The Federal Open Market Committee (FOMC) released its latest monetary policy statement. The Fed hiked its target rate by 25 basis points (0.25%), as was widely expected.
We were reassured from the statement that the U.S. banking system continues to be “sound and resilient”. It will be sound and resilient until it isn’t.
It is bad economic theory when Jerome Powell insinuates that wages need to be forced down in order to control inflation. Falling wages may result from the Fed hiking rates and draining its balance sheet, but that is just a consequence. Making wages fall doesn’t automatically mean we get less inflation.
Of course, wages have been going down in real (inflation-adjusted) terms. They have been rising nominally, but at a slower pace than price inflation. This means that most families are experiencing a decline in living standards.
This is all because of massive government spending, government regulation, and previous monetary inflation. The only reason we are facing price inflation problems now is because the Fed was willing to create massive amounts of money and fund deficits at low rates in previous years.
A Soft Landing?
Powell was asked about a “soft landing” for the economy. Of course, no Fed chairman will ever say that a big recession is imminent. Powell pretends that the experts at the Fed are managing the economy well and hope to get inflation under control without seeing a massive slowdown.
Why should we think that this time is any different? If it is any different at all, it is because it is far worse than other times in the past. The price inflation may not be as bad as the 1970s, but the major asset bubbles are likely worse.
The Fed is continuing to hike rates in the face of a heavily inverted yield curve. And they are leaving the door open for another rate hike later this year if the economy doesn’t completely implode before then.
I know that Powell is something of a Keynesian and believes in centrally planning the economy, but I don’t think he’s completely stupid either. He must understand that a bad recession is likely on the horizon. He just has to pretend like everything is ok.
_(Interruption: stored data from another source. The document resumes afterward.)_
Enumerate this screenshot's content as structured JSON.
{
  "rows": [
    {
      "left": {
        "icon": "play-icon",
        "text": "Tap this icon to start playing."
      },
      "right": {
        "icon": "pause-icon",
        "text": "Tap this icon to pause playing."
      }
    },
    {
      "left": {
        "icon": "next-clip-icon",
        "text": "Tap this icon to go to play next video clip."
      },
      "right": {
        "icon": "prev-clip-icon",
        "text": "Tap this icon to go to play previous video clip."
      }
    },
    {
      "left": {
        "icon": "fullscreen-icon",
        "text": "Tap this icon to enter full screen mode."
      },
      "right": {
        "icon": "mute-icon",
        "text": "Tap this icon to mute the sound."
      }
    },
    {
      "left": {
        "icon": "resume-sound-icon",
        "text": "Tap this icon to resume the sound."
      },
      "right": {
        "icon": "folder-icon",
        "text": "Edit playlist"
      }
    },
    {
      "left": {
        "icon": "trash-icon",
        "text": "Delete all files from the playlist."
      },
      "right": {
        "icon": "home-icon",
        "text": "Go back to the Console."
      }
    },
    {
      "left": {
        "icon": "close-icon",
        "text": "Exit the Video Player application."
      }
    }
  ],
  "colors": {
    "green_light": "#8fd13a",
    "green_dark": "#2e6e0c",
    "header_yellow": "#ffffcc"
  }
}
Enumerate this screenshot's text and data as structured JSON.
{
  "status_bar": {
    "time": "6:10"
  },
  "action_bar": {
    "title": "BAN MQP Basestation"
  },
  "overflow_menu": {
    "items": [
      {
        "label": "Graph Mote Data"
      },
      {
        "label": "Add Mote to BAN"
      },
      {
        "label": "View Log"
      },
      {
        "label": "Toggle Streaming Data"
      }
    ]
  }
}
Maybe the Fed Really is Independent
It is something of a joke that the Fed always claims independence. Fed officials will say they shouldn’t be audited and should have minimal, if any, oversight because it would ruin their independence.
This is just an excuse to maintain power and to maintain the status quo.
With that said, I also don’t buy into the argument that is often made by Fed critics that the Fed is really working for the president or for the Democrats. Maybe they are working for the big banks, but I think it is hard to claim that Jerome Powell is working on behalf of Biden and company.
Maybe the Fed is just part of the establishment, which makes sense in that they want to somewhat maintain the status quo. But the establishment is not always working in complete unison.
The Fed is obviously doing what needs to be done to save the dollar. If they lose control of the dollar, then the whole establishment probably loses.
But with the rate of price inflation coming down, the Fed could at least stop hiking rates at this point. By continuing to tighten its monetary policy in the face of an inverted yield curve, they are risking a recession for the ages, and it would start before the November 2024 election.
Therefore, I think this does away with any theory that the Fed is there to help the president or the Democrats. We have a Democrat president, and Jerome Powell and company seem to have no problem bringing on a recession heading right into the next election.
It will be one more factor that will make presidential politics really interesting in the next year and a half.